BTIG analyst Walter Piecyk weighed in with a few insights on Sprint Corp (NYSE:S), after the telecom company announced a new note offering in an effort to raise up to $3.5 billion in cash against a portion of the company’s spectrum portfolio.

Piecyk noted, “The intent of the deal is to lower Sprint’s borrowing costs by replacing more than $4 billion of higher cost unsecured debt that is maturing over the next four quarters with this new secured debt. Sprint has effectively securitized a variety of assets in order to reduce the amount of higher cost unsecured debt. Interestingly, the implied spectrum valuation of the deal indicates a material step up in value of spectrum values over the past few years, at least according to Aetha Consulting, the third party appraiser that was used to value the spectrum.”

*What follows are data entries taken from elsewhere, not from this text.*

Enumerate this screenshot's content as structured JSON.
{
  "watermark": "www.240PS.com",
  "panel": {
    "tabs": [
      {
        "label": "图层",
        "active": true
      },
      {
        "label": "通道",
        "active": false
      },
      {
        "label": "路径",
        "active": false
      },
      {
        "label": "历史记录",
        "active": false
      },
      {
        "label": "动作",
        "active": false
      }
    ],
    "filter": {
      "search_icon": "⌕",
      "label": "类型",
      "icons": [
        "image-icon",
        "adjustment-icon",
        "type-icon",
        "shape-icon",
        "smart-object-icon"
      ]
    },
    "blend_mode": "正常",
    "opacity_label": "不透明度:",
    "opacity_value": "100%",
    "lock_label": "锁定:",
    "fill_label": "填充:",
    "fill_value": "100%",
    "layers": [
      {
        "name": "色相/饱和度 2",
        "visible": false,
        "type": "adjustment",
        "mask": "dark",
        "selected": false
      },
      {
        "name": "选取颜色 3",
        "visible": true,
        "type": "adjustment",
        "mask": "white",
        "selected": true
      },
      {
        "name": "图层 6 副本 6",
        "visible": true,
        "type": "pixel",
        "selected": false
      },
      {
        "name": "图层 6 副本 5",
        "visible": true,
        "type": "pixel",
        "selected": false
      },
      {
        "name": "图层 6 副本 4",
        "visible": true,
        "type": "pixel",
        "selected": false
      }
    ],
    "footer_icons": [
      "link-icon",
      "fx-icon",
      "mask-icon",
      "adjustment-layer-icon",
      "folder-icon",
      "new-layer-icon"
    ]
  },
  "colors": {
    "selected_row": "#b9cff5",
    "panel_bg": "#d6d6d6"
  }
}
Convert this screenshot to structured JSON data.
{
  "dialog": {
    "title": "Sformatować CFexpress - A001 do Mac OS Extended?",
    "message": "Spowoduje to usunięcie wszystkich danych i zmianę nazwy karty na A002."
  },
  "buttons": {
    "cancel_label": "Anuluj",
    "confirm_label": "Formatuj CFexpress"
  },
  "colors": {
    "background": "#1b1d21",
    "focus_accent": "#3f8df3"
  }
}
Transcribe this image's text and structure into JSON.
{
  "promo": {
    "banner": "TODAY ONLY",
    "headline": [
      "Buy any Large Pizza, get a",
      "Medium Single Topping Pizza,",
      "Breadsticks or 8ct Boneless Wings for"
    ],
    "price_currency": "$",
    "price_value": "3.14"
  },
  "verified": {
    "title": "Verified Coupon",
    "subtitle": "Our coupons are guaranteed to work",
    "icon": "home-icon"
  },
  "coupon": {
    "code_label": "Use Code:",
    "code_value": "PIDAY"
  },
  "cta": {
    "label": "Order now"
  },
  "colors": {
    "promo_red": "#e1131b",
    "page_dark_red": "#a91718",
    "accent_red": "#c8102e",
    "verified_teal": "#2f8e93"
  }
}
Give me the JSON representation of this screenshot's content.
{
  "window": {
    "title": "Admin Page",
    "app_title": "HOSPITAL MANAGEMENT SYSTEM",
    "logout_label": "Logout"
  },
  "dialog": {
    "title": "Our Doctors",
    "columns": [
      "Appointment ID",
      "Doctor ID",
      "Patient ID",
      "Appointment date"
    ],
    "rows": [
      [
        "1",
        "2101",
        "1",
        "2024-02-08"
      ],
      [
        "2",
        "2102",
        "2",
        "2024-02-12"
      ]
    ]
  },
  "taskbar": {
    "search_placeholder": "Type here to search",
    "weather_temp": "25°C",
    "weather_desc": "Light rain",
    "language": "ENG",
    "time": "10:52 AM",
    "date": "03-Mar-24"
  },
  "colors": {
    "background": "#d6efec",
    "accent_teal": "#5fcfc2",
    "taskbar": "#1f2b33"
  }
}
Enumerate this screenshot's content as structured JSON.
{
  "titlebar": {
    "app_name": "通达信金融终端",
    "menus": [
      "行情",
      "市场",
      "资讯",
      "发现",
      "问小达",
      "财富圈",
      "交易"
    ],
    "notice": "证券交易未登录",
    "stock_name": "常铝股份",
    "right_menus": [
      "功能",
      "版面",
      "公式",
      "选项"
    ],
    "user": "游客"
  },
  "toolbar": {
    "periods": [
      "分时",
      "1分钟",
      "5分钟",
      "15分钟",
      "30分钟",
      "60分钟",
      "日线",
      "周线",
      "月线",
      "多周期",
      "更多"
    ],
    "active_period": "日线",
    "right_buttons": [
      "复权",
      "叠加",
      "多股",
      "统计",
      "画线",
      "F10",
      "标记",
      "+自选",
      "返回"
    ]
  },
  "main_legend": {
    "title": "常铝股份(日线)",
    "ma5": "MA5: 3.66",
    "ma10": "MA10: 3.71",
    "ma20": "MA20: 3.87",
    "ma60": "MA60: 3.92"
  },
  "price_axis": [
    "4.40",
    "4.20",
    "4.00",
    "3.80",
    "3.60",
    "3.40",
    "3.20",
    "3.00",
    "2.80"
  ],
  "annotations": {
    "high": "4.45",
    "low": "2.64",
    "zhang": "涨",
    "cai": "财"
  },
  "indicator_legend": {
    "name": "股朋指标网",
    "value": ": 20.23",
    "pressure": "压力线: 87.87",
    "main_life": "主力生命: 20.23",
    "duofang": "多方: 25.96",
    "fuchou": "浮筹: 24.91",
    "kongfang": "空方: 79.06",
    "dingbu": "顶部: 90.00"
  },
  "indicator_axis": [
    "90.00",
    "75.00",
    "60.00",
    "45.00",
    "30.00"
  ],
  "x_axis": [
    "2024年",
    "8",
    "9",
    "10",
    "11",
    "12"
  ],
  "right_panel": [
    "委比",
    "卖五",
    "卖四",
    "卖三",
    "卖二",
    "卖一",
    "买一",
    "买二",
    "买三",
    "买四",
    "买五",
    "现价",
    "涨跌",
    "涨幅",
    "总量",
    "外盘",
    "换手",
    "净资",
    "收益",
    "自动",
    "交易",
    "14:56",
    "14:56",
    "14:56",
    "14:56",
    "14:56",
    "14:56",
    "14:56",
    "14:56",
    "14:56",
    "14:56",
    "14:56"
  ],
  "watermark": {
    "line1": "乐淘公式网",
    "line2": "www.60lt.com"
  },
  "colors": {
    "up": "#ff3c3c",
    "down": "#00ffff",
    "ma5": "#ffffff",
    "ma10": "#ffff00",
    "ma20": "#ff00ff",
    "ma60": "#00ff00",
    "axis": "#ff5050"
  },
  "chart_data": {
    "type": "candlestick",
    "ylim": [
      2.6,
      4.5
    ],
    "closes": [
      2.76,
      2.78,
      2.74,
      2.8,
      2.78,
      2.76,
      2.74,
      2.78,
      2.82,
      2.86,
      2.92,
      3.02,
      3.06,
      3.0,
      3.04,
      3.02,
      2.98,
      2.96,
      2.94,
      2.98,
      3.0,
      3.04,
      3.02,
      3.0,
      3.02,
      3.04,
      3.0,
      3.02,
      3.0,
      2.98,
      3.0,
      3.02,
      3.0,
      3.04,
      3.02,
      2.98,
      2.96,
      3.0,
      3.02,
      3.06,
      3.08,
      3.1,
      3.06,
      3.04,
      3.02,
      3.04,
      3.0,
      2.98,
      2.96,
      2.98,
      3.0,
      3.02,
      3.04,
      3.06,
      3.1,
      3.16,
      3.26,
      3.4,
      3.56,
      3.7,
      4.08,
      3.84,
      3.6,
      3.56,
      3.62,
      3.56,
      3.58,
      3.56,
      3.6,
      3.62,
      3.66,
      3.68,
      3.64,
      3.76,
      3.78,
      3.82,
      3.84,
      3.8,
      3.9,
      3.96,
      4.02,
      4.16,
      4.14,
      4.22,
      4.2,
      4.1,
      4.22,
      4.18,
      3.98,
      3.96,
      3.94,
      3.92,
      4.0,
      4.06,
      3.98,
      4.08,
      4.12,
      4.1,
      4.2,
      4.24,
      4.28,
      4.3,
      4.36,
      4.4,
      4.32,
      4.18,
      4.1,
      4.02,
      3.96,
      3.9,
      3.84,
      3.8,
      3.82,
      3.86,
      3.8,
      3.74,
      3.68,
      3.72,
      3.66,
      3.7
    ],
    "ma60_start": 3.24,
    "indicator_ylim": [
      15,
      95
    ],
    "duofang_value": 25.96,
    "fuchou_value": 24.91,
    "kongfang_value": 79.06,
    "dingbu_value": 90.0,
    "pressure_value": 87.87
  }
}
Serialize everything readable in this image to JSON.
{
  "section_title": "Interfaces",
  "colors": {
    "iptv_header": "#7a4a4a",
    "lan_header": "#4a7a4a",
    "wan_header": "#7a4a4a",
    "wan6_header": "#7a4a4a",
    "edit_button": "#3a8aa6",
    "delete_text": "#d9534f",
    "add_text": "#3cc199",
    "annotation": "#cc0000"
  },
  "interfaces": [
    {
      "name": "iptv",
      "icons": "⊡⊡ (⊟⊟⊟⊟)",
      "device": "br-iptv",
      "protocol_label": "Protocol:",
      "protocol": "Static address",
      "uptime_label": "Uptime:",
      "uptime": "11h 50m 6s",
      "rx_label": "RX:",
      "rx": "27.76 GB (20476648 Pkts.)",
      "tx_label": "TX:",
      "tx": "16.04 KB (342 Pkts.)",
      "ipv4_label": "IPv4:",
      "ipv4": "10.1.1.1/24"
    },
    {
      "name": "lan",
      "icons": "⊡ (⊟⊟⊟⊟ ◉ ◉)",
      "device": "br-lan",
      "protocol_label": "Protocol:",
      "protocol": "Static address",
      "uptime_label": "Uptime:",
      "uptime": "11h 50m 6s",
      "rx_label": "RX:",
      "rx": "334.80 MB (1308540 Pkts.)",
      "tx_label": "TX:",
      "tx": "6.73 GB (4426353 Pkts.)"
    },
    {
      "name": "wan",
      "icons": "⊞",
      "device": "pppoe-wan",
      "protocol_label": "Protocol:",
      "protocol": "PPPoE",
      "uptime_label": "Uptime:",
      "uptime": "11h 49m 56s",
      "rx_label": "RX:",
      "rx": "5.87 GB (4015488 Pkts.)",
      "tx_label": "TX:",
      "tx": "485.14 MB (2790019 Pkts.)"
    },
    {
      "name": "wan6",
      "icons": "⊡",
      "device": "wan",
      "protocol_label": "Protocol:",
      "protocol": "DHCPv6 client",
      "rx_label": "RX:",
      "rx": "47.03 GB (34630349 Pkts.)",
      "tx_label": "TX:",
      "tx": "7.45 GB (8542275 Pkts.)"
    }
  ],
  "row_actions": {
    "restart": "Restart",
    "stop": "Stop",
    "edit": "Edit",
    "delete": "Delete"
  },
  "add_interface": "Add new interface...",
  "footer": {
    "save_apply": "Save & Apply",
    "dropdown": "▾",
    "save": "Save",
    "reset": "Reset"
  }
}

“We estimate that Sprint is valuing principally 2.5 GHz spectrum at $1.85/MHz/POP, which is more than 6x the $0.30/MHz/POP it effectively paid for this spectrum when it acquired Clearwire in 2013. pecifically, Sprint’s release indicates that it valued 14% of its spectrum holdings at $16.4 billion as part of the transaction. We estimate that the company owns 63.2 billion MHz-POPs […] which implies that more than 8.8 billion MHz-POPs of spectrum are included in this transaction. We estimate that over 85% of the spectrum in the lease deal is 2.5 GHz with the balance of the spectrum in the 1.9 GHz band,” the analyst continued.

As usual, we like to include the analyst’s trackrecord when reporting on new analyst notes. According to, which measures analysts’ and bloggers’ success rate based on how their calls perform, analyst Walter Piecyk has a yearly average return of 8.1% and a 55% success rate. Piecyk has an 15.1% average return when recommending S, and is ranked #801 out of 4183 analysts.

Out of the 22 analysts polled by TipRanks, 3 rate Sprint stock a Buy, 13 rate the stock a Hold and 6 recommend a Sell. With a downside potential of 25%, the stock’s consensus target price stands at $5.10.